Conselhos tutelares renovados: como a escola pode ajudar?

Entrevista com Renato Siqueira, conselheiro tutelar eleito em Betim/MG concedida a Luiz Carlos Castelo Branco Rena.

Há dois meses eleitores e eleitoras foram convidados a eleger os 30.000 Conselheiros Tutelares que atuarão em cerca de 5.700 Conselhos Tutelares espalhados pelo país, cumprindo-se o que estabelece o Estatuto da Criança e do Adolescente – ECA. Diferentemente das eleições anteriores quando o interesse da população era relativamente baixo e a mídia convencional dava pouco destaque, o pleito de 2019 que teve a participação de 55.000 candidatos(as) configurou-se como um campo de disputas político-ideológica e religiosa. Essa constatação merece análise cuidadosa de ativistas dos Direitos Humanos e dos Direitos da Criança e do Adolescente, mas, sobretudo de quem está no cotidiano da Escola lidando com os desafios que emergem da realidade e com as demandas de crianças e adolescentes. Nesta semana convidamos um dos candidatos eleitos a falar sobre sua experiência e sua expectativa em relação à Escola.

JPEP: O que lhe motivou a se apresentar como candidato para uma vaga de Conselheiro Tutelar?

RS: Sou bacharel em direito e já tive a oportunidade de exercer vários cargos públicos: Vereador, Assessor Parlamentar, Secretário Municipal, dentre outros. Tenho também uma trajetória de participação em Movimentos Sociais que lutam por direitos da população, sobretudo a mais pobre. Participo do Movimento de Fé e Política e tenho acompanhado a conjuntura nacional legitimando o genocídio de crianças e jovens pobres e negros. Acredito em um trabalho preventivo e proativo, investindo em educação de qualidade, em todos os níveis para formar pessoas melhores. Para defender os direitos das crianças e adolescentes, inspirado em seu Estatuto, me candidatei e fui eleito.

JPEP: O que lhe chamou atenção positivamente e negativamente no processo eleitoral 2019?

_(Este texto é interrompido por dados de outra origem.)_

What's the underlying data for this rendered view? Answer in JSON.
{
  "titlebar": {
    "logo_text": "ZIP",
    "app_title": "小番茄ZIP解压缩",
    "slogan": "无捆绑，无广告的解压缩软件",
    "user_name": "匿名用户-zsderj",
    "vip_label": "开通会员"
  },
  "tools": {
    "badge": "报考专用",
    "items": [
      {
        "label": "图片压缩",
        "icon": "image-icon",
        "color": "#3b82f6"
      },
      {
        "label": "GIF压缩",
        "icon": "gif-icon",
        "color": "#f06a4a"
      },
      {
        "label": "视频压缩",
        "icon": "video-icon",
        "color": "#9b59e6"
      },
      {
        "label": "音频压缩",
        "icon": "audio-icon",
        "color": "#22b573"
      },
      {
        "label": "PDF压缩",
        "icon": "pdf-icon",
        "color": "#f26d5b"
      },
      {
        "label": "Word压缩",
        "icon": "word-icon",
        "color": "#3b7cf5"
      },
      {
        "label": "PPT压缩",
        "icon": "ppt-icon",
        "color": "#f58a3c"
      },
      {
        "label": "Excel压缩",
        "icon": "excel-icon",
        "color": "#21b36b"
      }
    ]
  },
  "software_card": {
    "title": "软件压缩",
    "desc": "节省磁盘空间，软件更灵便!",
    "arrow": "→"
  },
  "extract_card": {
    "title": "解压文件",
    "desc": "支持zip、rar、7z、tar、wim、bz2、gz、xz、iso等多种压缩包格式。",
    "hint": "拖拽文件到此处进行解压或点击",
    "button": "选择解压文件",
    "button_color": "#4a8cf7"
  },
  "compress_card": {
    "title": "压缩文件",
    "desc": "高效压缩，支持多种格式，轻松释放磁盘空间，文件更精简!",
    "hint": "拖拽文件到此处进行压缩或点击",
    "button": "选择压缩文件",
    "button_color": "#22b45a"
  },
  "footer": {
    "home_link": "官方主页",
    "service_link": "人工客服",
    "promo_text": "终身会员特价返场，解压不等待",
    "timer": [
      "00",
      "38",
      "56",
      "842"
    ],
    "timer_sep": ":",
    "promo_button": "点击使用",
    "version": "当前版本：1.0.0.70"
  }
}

RS: Positivamente, a organização e coordenação do processo de escolha dos Conselheiros Tutelares pelo Conselho Municipal dos Direitos da Criança e do Adolescente; o aumento da participação da população betinense em quase 50% em relação à última eleição; a participação do Sind Ute (Sindicato dos Trabalhadores em Educação de Betim) na organização de debates com os trabalhadores e com a comunidade escolar e a conscientização e mobilização de segmentos importantes como Igrejas, ONGs e Movimentos Sociais. Negativamente, ocorreram alguns dos mesmos vícios dos demais processos eleitorais, como o uso da máquina pública e o aliciamento de eleitores pelo fundamentalismo religioso. A falta de divulgação mais intensa da eleição e do relevante papel do Conselho Tutelar foi outra questão negativa. Devemos combater esses vícios e desvios para uma educação libertadora que forme crianças e adolescentes cidadãos conscientes e críticos para uma nova sociedade.

JPEP: A conjuntura sócio-histórica brasileira não favorece a atuação dos defensores dos Direitos Humanos. Como você pensa em conduzir sua prática?

RS: É preocupante e assustadora a conjuntura atual brasileira: o culto às armas, o ataque à educação, o genocídio da população pobre pelo Estado, a submissão do governo brasileiro aos interesses dos EUA, entregando nossas riquezas. Tudo isso reflete nas crianças e adolescentes. Trabalharei em parceria com os movimentos sociais, Comissões e Grupos de Defesa dos Direitos Humanos, ONGs que trabalham com Criança e Adolescentes, aproximando-me dos espaços educacionais e me posicionando criticamente contra projetos que promovem o retrocesso como “escolas sem partido” e “escolas cívico-militares”. Quero, também participar dos Fóruns, Estadual e Nacional dos Conselheiros Tutelares para garantia dos direitos e avanços nas políticas públicas das crianças e adolescentes.

JPEP: Você teria uma proposta para envolver as comunidades escolares da região no esforço de fazer valer o ECA no território que lhe cabe?

RS: Aproximar Conselho Tutelar e Comunidades Escolares para esclarecer o papel, os direitos e deveres de cada um. Debater o Estatuto da Criança e do Adolescente e fomentar nas comunidades, ações de formação sobre direitos humanos e educação de qualidade em parceria com o Conselho Municipal de Direitos das Crianças e Adolescentes, Movimentos Sociais e o Sindicato dos Trabalhadores em Educação.